Attendance Up At All 3 NASCAR Races So Far

Through three races in the 2011 NASCAR season, the competition has been great, the lead changes have been plentiful, and the races have been much better than in recent years.

So it should come as no surprise that attendance at all three races thus far has been up as well.

According to, track attendance at Daytona International Speedway, Phoenix International Raceway, and Las Vegas Motor Speedway has reportedly been higher this season than it was in 2010.

Daytona’s reported attendance for the season-opening Daytona 500 was an estimated 180,000 fans, its highest mark since 2009, when the race was run partially under the lights. The estimated attendance for the ’09 500 was also around that mark.

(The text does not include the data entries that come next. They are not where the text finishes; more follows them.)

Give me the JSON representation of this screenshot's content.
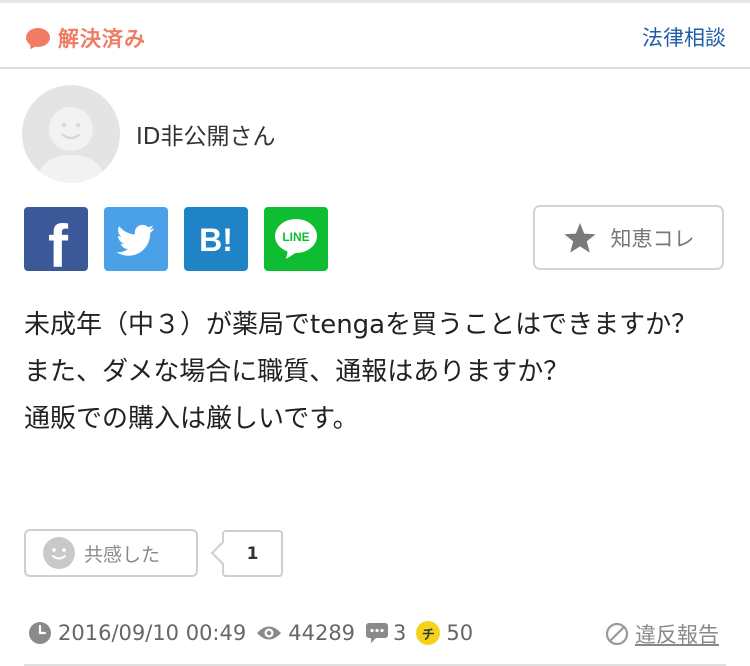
{
  "header": {
    "status_label": "解決済み",
    "category": "法律相談"
  },
  "user": {
    "name": "ID非公開さん"
  },
  "share": {
    "facebook_glyph": "f",
    "hatena_glyph": "B!",
    "line_glyph": "LINE"
  },
  "chie_button": {
    "label": "知恵コレ"
  },
  "question": {
    "lines": [
      "未成年（中３）が薬局でtengaを買うことはできますか？",
      "また、ダメな場合に職質、通報はありますか？",
      "通販での購入は厳しいです。"
    ]
  },
  "reactions": {
    "empathy_label": "共感した",
    "empathy_count": "1"
  },
  "meta": {
    "datetime": "2016/09/10 00:49",
    "views": "44289",
    "answers": "3",
    "coin_glyph": "チ",
    "coins": "50",
    "report_label": "違反報告"
  },
  "colors": {
    "resolved": "#f07d63",
    "link": "#1f5ea8",
    "facebook": "#3b5998",
    "twitter": "#4aa1e8",
    "hatena": "#1f83c5",
    "line": "#0fbd32",
    "coin": "#f5d21b"
  }
}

Phoenix’s reported attendance was an estimated 75,000 fans, up 5,000 from 2010. In 2009, an estimated 80,000 people showed up for the spring event, which was also held under the lights.

The Las Vegas numbers were slightly more impressive, with an estimated attendance of 152,000 fans. That mark is higher than 2010 by roughly 2,000 fans, and is up 12,000 from 2009.

With those numbers, it’s evident that race fans are giving the new-look NASCAR a chance. The new car style, along with a matured “boys, have at it” mentality has brought with it the most exciting racing to this point that we’ve seen in roughly a decade.

Two of the first three races have featured a record number of lead changes, and for the first time since 2007 we have not had a repeat winner through three races. In fact, two of the season’s first three winners did not go to Victory Lane in 2010, and one of them earned his first career win this season.

That said, with the exception of Las Vegas, attendance is still down at all of the tracks so far from the 2009 numbers; the Vegas numbers for this season are down from its ’08 numbers. Which means that scars from the sport’s recent years of horrible racing still resonate with NASCAR, and some of its fans.

Obviously, for some fans, it will take more than just three great races for NASCAR to prove that it is a sport worth watching for more than just one race a year. And for tracks like Las Vegas, which just hold one Sprint Cup Series event per year, it could be even a few years before we see attendance numbers fully recover.

However, the simple fact that attendance numbers aren’t down from 2010 is a good sign. It means that NASCAR is headed in the right direction. And though it will be a long road, the numbers will reflect that in due time.

Meanwhile, let’s just hope as race fans that NASCAR continues doing what it’s doing, and continues on its road to recovery. One track at a time.